I did a performance with Alexa where I asked her a lot of things, and she failed more than half of my questions—


—she failed to say when I asked her who Alan Kurdi was, the Syrian boy who drowned in the sea while crossing the Mediterranean—


Alexa, stop!

She couldn’t understand my language; when I cried, she suddenly started playing music. They tell us [AI will] give you more, but we end up with such bizarreness.

I did a virtual residency with Berkeley, a 72-hour live performance. Inviting someone [to perform for that long] is inhuman, even though it is understood you can go and sleep… Something happened in my body: around 67 hours I collapsed. Any popular Indian artist who really does a lot of shows keeps a lot of assistants, but from the beginning I’ve tried to prevent that, no one even to help. I want to consider my whole life a performance. With my age, with my fatigue, with my illness, with every one of my movements.

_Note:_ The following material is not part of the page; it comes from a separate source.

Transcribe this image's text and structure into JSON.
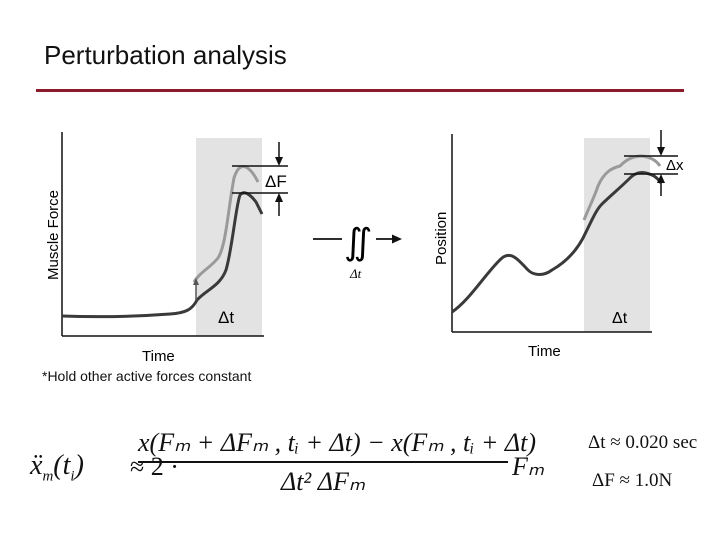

I see artists who are more and more getting demanded by the market to do a particular kind of work. In 2005-7 there was a contemporary Indian art boom where I was taken by many galleries, and within six months’ time I saw how particular types of my artworks jumped in price. I got very disturbed emotionally about this, but I was told you should accept that. But I don't want to create [the same thing] again and again to create a singular identity as an artist.

I’m highly influenced by Fernando Pessoa. This constant becoming, this constant evolution, never stopping in one place. I’ve edited my Wikipedia page so many times: I change my biographical data, I change my date of birth, I put wrong information. It says I participated in documenta. A particular size and style of my drawings is always signed within a 20-year timeline from ’97 to 2017, so even if I make it today I'll sign it 2006, or 2012, or 2015. I’ve done a couple of big projects completely anonymously. So there are different ways I try to subvert or sabotage the system. I want to deconstruct and confuse the provenance of the artist. I really like the name of your magazine because this is how I feel: how one can be a trickster. A lot of people tell me, “You’re in the market but then you’re criticizing capitalism.” And they don’t understand how I am taking advantage of my skill but I’m not giving the market or feeding the market the way they want. Nobody can seduce me with that kind of offer. I have to constantly play different roles, I have to be alive with the whole mindset and play.